本发明涉及计算机处理领域,特别是涉及一种相关变量识别方法、装置、终端及存储介质。
在数据建模过程中,当变量彼此高度相关时,即相关系数的绝对值很大时,变量会表现出很强的共线性,这时会造成模型失真。所以在建模过程中,一定会处理变量的相关性,传统的处理相关性只能将两个变量相关的数据显示,而三个以上的相关变量则需要人工识别,由于处理的数据往往比较多,通过人工识别无疑会耗时耗力,从而降低了数据建模的速度。
发明内容
根据本申请的各种实施例,提供一种相关变量识别方法、装置、终端及存储介质。
一种相关变量识别方法,包括:
获取待处理的相关系数表,所述相关系数表中记载了多个变量彼此之间的相关系数;
查找所述相关系数表中相关系数的绝对值大于预设阈值的相关系数,将所述绝对值大于预设阈值的相关系数作为目标相关系数,并将所述目标相关
系数进行标记;
根据所述目标相关系数将相关的多个变量进行聚类归为同一组,并为该组分配一个唯一的组号;
根据分组的组号调整所述相关系数表中变量的排列顺序,将具有同一组号的多个变量调整为相邻的变量;及
将调整后的相关系数表中的具有标记的所述目标相关系数进行突出显示。
一种相关变量识别装置,包括:
获取模块,用于获取待处理的相关系数表,所述相关系数表中记载了多个变量彼此之间的相关系数;
查找模块,用于查找所述相关系数表中相关系数的绝对值大于预设阈值的相关系数,将所述绝对值大于预设阈值的相关系数作为目标相关系数,并将所述目标相关系数进行标记;
聚类模块,用于根据所述目标相关系数将相关的多个变量进行聚类归为同一组,并为该组分配一个唯一的组号;
调整模块,用于根据分组的组号调整所述相关系数表中变量的排列顺序,将具有同一组号的多个变量调整为相邻的变量;及
显示模块,用于将调整后的相关系数表中的具有标记的所述目标相关系数进行突出显示。
一种终端,包括存储器和处理器,所述存储器中存储有计算机可读指令,所述计算机可读指令被所述处理器执行时,使得所述处理器执行以下步骤:
获取待处理的相关系数表,所述相关系数表中记载了多个变量彼此之间的相关系数;
查找所述相关系数表中相关系数的绝对值大于预设阈值的相关系数,将所述绝对值大于预设阈值的相关系数作为目标相关系数,并将所述目标相关系数进行标记;
根据所述目标相关系数将相关的多个变量进行聚类归为同一组,并为该
组分配一个唯一的组号;
根据分组的组号调整所述相关系数表中变量的排列顺序,将具有同一组号的多个变量调整为相邻的变量;及
将调整后的相关系数表中的具有标记的所述目标相关系数进行突出显示。
一个或多个存储有计算机可读指令的非易失性可读存储介质,所述计算机可读指令被一个或多个处理器执行时,使得所述一个或多个处理器执行以下步骤:
获取待处理的相关系数表,所述相关系数表中记载了多个变量彼此之间的相关系数;
查找所述相关系数表中相关系数的绝对值大于预设阈值的相关系数,将所述绝对值大于预设阈值的相关系数作为目标相关系数,并将所述目标相关系数进行标记;
根据所述目标相关系数将相关的多个变量进行聚类归为同一组,并为该组分配一个唯一的组号;
根据分组的组号调整所述相关系数表中变量的排列顺序,将具有同一组号的多个变量调整为相邻的变量;及
将调整后的相关系数表中的具有标记的所述目标相关系数进行突出显示。
本发明的一个或多个实施例的细节在下面的附图和描述中提出。本发明的其它特征、目的和优点将从说明书、附图以及权利要求书变得明显。

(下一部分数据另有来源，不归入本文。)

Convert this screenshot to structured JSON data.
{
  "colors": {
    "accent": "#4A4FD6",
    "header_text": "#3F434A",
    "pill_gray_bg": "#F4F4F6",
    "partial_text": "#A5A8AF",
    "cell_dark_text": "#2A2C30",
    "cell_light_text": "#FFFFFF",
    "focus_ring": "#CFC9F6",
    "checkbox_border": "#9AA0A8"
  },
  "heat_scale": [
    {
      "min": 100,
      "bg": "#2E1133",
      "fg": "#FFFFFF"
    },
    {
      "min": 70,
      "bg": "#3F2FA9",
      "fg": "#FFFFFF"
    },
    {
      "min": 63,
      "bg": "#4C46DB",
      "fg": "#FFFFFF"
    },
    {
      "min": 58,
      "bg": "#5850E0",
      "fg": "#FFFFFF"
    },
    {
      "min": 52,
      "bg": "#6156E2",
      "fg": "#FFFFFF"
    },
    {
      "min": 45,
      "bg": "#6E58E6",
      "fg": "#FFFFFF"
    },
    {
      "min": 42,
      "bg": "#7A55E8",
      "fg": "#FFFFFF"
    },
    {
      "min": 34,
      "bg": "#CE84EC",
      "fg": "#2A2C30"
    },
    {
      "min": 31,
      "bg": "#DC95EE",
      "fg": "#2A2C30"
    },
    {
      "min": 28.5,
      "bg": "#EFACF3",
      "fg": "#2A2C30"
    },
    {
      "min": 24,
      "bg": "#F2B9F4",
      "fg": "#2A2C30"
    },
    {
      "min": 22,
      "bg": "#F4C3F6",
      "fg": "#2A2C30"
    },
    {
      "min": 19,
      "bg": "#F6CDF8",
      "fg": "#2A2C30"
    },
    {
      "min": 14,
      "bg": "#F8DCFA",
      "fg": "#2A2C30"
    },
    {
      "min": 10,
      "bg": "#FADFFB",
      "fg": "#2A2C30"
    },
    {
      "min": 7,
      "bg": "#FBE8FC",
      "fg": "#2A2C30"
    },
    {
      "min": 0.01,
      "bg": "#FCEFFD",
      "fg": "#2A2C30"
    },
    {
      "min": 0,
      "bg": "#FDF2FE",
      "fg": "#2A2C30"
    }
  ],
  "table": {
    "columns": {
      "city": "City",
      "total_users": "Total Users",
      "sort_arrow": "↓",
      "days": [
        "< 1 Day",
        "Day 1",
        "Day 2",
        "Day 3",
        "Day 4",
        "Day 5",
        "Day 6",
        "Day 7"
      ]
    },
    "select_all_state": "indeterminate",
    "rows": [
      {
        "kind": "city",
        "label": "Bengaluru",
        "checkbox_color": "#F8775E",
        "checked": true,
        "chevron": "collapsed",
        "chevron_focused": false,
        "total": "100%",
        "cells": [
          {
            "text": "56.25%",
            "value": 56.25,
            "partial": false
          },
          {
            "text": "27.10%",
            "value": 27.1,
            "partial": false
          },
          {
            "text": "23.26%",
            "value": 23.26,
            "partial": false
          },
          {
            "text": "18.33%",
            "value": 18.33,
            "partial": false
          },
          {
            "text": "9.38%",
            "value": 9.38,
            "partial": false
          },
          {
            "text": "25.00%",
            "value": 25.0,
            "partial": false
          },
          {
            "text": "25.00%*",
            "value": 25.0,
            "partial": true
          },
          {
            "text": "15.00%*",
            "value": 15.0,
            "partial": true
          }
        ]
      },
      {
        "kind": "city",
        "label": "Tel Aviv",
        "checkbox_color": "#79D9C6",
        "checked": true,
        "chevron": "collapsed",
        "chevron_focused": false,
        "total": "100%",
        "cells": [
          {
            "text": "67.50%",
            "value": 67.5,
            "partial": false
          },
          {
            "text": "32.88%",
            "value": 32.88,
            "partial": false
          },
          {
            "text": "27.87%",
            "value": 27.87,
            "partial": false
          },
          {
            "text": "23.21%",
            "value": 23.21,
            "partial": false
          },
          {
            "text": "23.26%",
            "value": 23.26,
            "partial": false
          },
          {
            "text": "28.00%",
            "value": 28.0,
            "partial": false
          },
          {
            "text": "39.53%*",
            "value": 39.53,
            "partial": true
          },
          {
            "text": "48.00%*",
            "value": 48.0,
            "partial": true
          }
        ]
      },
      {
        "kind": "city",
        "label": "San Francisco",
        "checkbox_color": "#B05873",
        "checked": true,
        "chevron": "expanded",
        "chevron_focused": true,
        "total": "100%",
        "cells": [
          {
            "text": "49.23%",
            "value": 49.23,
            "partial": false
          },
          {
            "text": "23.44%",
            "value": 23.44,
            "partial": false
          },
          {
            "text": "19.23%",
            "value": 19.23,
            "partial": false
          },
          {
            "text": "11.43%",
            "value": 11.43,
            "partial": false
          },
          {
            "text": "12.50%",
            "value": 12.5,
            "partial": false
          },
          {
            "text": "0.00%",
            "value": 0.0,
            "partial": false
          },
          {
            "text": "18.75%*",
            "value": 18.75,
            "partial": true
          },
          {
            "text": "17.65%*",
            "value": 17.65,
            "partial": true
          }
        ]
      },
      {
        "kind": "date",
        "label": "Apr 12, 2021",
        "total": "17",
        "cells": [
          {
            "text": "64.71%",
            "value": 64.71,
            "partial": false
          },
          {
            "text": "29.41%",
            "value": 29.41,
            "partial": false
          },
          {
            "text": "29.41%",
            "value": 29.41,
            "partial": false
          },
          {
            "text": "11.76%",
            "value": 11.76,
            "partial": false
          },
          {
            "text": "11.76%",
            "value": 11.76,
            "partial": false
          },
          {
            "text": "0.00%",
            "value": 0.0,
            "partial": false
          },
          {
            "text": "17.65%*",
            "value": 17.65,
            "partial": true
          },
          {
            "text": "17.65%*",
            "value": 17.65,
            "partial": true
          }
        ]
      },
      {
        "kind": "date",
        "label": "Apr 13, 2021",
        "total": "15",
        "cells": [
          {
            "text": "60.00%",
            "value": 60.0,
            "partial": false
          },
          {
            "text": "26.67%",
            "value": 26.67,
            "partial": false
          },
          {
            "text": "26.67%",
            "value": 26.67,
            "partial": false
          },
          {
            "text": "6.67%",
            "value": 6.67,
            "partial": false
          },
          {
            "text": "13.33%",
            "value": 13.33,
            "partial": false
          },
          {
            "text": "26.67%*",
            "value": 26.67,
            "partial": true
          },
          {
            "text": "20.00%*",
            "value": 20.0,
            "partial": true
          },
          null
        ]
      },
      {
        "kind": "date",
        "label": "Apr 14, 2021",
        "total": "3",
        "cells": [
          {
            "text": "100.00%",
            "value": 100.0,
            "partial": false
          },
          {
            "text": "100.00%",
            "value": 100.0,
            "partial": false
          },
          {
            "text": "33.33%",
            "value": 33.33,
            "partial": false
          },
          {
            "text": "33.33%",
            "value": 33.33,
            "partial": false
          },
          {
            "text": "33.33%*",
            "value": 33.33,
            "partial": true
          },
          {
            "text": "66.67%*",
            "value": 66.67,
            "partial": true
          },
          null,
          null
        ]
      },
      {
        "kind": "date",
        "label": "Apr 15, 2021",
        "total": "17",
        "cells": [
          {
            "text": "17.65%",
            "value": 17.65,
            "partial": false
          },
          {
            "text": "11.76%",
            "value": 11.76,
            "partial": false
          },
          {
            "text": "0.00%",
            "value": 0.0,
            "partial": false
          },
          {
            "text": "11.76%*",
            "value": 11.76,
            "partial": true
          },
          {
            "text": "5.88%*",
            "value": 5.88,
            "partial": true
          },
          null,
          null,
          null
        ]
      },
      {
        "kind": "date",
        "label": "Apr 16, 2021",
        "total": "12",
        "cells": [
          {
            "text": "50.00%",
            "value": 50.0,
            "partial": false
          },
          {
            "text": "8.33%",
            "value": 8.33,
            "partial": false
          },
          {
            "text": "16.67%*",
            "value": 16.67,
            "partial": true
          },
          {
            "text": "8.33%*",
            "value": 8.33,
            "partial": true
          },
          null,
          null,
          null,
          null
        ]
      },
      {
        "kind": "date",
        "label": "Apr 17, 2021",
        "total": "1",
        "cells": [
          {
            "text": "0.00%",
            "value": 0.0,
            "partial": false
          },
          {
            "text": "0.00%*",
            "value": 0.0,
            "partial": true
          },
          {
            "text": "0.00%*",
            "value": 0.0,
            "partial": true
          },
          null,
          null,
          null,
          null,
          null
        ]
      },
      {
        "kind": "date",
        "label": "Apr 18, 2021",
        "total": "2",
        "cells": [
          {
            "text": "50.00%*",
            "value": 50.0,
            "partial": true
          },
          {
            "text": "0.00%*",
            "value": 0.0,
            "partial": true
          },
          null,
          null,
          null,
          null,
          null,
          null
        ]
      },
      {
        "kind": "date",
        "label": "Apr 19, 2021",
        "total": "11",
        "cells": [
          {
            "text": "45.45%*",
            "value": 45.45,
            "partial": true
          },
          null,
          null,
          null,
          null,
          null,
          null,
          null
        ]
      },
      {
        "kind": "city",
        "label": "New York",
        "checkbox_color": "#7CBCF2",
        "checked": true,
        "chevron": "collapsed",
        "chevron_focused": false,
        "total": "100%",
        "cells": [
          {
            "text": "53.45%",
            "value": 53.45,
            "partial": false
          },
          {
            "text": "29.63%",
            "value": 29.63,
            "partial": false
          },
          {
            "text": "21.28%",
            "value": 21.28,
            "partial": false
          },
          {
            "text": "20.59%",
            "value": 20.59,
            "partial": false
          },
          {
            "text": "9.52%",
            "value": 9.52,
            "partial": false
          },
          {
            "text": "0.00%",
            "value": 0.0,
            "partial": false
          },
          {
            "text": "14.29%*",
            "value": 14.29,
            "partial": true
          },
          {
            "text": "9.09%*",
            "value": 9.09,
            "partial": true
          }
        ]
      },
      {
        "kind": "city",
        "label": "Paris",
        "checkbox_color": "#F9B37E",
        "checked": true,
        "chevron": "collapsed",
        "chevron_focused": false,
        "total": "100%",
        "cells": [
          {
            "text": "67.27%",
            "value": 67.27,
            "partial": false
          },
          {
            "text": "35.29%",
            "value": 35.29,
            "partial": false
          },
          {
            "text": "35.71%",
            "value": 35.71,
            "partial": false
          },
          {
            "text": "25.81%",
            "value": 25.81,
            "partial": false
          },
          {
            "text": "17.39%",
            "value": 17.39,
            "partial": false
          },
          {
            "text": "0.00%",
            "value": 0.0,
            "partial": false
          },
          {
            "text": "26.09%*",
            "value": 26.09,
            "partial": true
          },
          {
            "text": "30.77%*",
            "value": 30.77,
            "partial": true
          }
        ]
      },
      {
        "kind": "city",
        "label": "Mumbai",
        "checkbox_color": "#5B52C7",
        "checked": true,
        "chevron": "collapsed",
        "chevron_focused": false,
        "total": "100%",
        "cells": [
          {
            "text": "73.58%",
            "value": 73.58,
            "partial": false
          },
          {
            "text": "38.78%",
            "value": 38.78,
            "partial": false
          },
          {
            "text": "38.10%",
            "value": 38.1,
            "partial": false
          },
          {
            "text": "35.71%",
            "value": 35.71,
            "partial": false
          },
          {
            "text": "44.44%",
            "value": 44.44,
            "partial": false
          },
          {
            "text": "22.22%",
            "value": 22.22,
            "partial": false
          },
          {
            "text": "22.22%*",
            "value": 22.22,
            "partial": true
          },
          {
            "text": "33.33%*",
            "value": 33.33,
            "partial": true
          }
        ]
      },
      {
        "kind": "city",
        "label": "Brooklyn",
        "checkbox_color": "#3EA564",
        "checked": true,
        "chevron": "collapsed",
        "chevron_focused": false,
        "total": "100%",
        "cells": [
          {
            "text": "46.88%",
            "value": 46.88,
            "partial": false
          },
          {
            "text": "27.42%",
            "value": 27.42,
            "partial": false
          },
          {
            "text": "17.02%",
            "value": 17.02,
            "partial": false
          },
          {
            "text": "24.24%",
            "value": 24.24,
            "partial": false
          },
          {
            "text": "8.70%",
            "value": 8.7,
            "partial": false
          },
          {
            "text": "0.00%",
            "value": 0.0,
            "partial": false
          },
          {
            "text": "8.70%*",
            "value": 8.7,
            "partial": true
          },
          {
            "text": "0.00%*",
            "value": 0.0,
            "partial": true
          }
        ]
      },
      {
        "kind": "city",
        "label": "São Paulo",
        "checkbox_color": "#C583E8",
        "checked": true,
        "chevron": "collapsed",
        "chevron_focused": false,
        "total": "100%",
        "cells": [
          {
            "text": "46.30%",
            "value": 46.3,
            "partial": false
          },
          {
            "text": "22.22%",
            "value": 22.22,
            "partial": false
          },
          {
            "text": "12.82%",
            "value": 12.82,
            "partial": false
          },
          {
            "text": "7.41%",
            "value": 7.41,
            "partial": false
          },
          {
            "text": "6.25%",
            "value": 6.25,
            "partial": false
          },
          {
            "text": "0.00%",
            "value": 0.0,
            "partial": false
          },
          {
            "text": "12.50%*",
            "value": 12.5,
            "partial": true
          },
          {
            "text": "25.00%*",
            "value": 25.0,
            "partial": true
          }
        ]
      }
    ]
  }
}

为了更清楚地说明本发明实施例或现有技术中的技术方案,下面将对实施例或现有技术描述中所需要使用的附图作简单地介绍,显而易见地,下面描述中的附图仅仅是本发明的一些实施例,对于本领域普通技术人员来讲,在不付出创造性劳动的前提下,还可以根据这些附图获得其他的附图。
图1为一个实施例中终端的内部结构框图;
图2为一个实施例中相关变量识别方法流程图;
图3A为传统方法的部分识别结果的示意图;
图3B为一个实施例中部分识别结果的示意图;
图4为一个实施例中根据目标相关系数将相关的多个变量聚类为同一组的方法流程图;
图5为一个实施例中若目标变量未被分组则为该目标变量分配组号的方法流程图;
图6为另一个实施例中相关变量识别方法流程图;
图7为一个实施例中相关变量识别装置的结构框图;
图8为一个实施例中聚类模块的结构框图;
图9为另一个实施例中相关变量识别装置的结构框图。
为了使本发明的目的、技术方案及优点更加清楚明白,以下结合附图及实施例,对本发明进行进一步详细说明。应当理解,此处所描述的具体实施例仅仅用以解释本发明,并不用于限定本发明。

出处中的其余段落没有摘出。